Once you have these capabilities, the things you can do with data—quickly and at scale—are pretty amazing. I will share some of these in future posts, as I want to keep this post short.

However, I will close this post out with a simple analogy…

“Think Like I Chef” vs. the Fast Food Menu

Traditional architectures are like fast food menus. You have these options. If you want to change the menu, we can do some market research, see what works and rollout a new menu. If you want to change again (or explore “what if we had done this?”) we can repeat this process.

Lambda architecture is like the pantry of a great chef. You have all these ingredients. If you feel like duck à l’orange, we can make this. If you want a duck confit salad, we can re-purpose the ingredients. If you want really rich potatoes, we can render the fat and cook the potatoes in it. If you want vegan, we can pull other items out of the pantry and make something else. There are so many more options.

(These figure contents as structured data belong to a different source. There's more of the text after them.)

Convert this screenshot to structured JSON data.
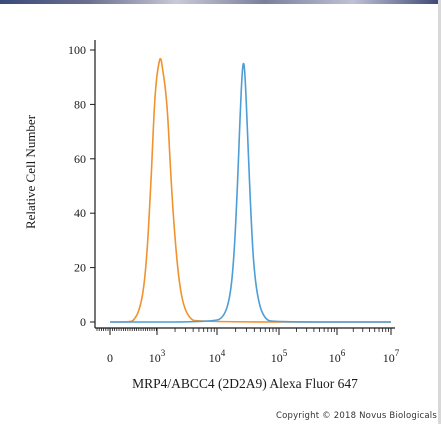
{
  "chart_data": {
    "type": "line",
    "xlabel": "MRP4/ABCC4 (2D2A9) Alexa Fluor 647",
    "ylabel": "Relative Cell Number",
    "xscale": "log",
    "ylim": [
      0,
      100
    ],
    "y_ticks": [
      "0",
      "20",
      "40",
      "60",
      "80",
      "100"
    ],
    "x_ticks": [
      {
        "base": "0",
        "exp": ""
      },
      {
        "base": "10",
        "exp": "3"
      },
      {
        "base": "10",
        "exp": "4"
      },
      {
        "base": "10",
        "exp": "5"
      },
      {
        "base": "10",
        "exp": "6"
      },
      {
        "base": "10",
        "exp": "7"
      }
    ],
    "series": [
      {
        "color": "#f0922e",
        "points": [
          [
            0.0,
            0
          ],
          [
            0.45,
            0
          ],
          [
            0.52,
            1
          ],
          [
            0.62,
            4
          ],
          [
            0.72,
            12
          ],
          [
            0.8,
            28
          ],
          [
            0.86,
            48
          ],
          [
            0.9,
            62
          ],
          [
            0.94,
            78
          ],
          [
            0.98,
            88
          ],
          [
            1.02,
            94
          ],
          [
            1.06,
            98
          ],
          [
            1.1,
            92
          ],
          [
            1.14,
            86
          ],
          [
            1.18,
            76
          ],
          [
            1.22,
            58
          ],
          [
            1.28,
            36
          ],
          [
            1.36,
            16
          ],
          [
            1.44,
            6
          ],
          [
            1.54,
            1.5
          ],
          [
            1.65,
            0
          ],
          [
            5.0,
            0
          ]
        ]
      },
      {
        "color": "#4d9dd6",
        "points": [
          [
            0.0,
            0
          ],
          [
            1.95,
            0
          ],
          [
            2.12,
            2
          ],
          [
            2.22,
            10
          ],
          [
            2.28,
            26
          ],
          [
            2.33,
            50
          ],
          [
            2.37,
            74
          ],
          [
            2.4,
            90
          ],
          [
            2.43,
            97
          ],
          [
            2.46,
            88
          ],
          [
            2.5,
            64
          ],
          [
            2.55,
            38
          ],
          [
            2.6,
            18
          ],
          [
            2.68,
            6
          ],
          [
            2.78,
            1
          ],
          [
            2.9,
            0
          ],
          [
            5.0,
            0
          ]
        ]
      }
    ],
    "annotation": "Copyright © 2018 Novus Biologicals"
  }
}
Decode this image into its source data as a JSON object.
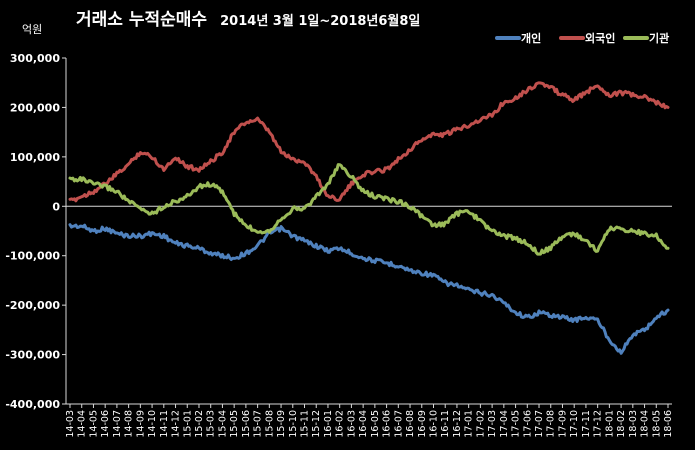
{
  "chart_data": {
    "type": "line",
    "title": "거래소 누적순매수",
    "subtitle": "2014년 3월 1일~2018년6월8일",
    "unit_label": "억원",
    "ylim": [
      -400000,
      300000
    ],
    "yticks": [
      -400000,
      -300000,
      -200000,
      -100000,
      0,
      100000,
      200000,
      300000
    ],
    "ytick_labels": [
      "-400,000",
      "-300,000",
      "-200,000",
      "-100,000",
      "0",
      "100,000",
      "200,000",
      "300,000"
    ],
    "grid": false,
    "legend_position": "top-right",
    "categories": [
      "14-03",
      "14-04",
      "14-05",
      "14-06",
      "14-07",
      "14-08",
      "14-09",
      "14-10",
      "14-11",
      "14-12",
      "15-01",
      "15-02",
      "15-03",
      "15-04",
      "15-05",
      "15-06",
      "15-07",
      "15-08",
      "15-09",
      "15-10",
      "15-11",
      "15-12",
      "16-01",
      "16-02",
      "16-03",
      "16-04",
      "16-05",
      "16-06",
      "16-07",
      "16-08",
      "16-09",
      "16-10",
      "16-11",
      "16-12",
      "17-01",
      "17-02",
      "17-03",
      "17-04",
      "17-05",
      "17-06",
      "17-07",
      "17-08",
      "17-09",
      "17-10",
      "17-11",
      "17-12",
      "18-01",
      "18-02",
      "18-03",
      "18-04",
      "18-05",
      "18-06"
    ],
    "series": [
      {
        "name": "개인",
        "color": "#4F81BD",
        "values": [
          -40000,
          -40000,
          -50000,
          -45000,
          -55000,
          -60000,
          -60000,
          -55000,
          -60000,
          -75000,
          -80000,
          -85000,
          -95000,
          -100000,
          -105000,
          -95000,
          -80000,
          -55000,
          -45000,
          -60000,
          -70000,
          -80000,
          -90000,
          -85000,
          -95000,
          -105000,
          -110000,
          -115000,
          -120000,
          -130000,
          -135000,
          -140000,
          -155000,
          -160000,
          -170000,
          -175000,
          -180000,
          -195000,
          -215000,
          -225000,
          -215000,
          -220000,
          -225000,
          -230000,
          -225000,
          -230000,
          -270000,
          -295000,
          -260000,
          -250000,
          -225000,
          -210000
        ]
      },
      {
        "name": "외국인",
        "color": "#C0504D",
        "values": [
          10000,
          20000,
          30000,
          45000,
          65000,
          85000,
          110000,
          100000,
          75000,
          100000,
          80000,
          75000,
          90000,
          110000,
          150000,
          170000,
          175000,
          150000,
          110000,
          95000,
          90000,
          60000,
          20000,
          15000,
          45000,
          65000,
          70000,
          75000,
          95000,
          115000,
          135000,
          145000,
          145000,
          155000,
          165000,
          175000,
          185000,
          210000,
          220000,
          235000,
          250000,
          240000,
          225000,
          215000,
          230000,
          245000,
          225000,
          230000,
          225000,
          220000,
          210000,
          200000
        ]
      },
      {
        "name": "기관",
        "color": "#9BBB59",
        "values": [
          55000,
          55000,
          45000,
          40000,
          30000,
          10000,
          -5000,
          -15000,
          0,
          10000,
          20000,
          40000,
          45000,
          30000,
          -15000,
          -40000,
          -50000,
          -50000,
          -25000,
          -5000,
          -5000,
          20000,
          45000,
          85000,
          60000,
          30000,
          20000,
          15000,
          10000,
          0,
          -20000,
          -40000,
          -35000,
          -15000,
          -10000,
          -30000,
          -50000,
          -60000,
          -65000,
          -75000,
          -95000,
          -85000,
          -60000,
          -55000,
          -70000,
          -90000,
          -45000,
          -45000,
          -50000,
          -55000,
          -60000,
          -85000
        ]
      }
    ]
  }
}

Mapping This Back to Things Business People Care About

So what does this mean for your business? Do you remember the last time heard these comments:

  • “You’ll see that report. It will be in our Data Warehouse–tomorrow around 10am.”
  • “Oh, that’s in our warehouse. We can build a program to convert and and load the data into production. It will only take 3 weeks. Can you submit your TPS form to the Steering Committee so we can prioritize this?”
  • “Gee, it’s too bad we did not capture that data. We can start to capture it now. In a few months we can start analyzing it.”

With Lambda, all of these comments–and many more–go away. Data is never thrown away. It is always in production, ready to be used–for analysis or real-time transactions. There is no delay between transactional use and analysis–data flows down both paths as once.

Just imagine what problems you can solve when these limitations go away.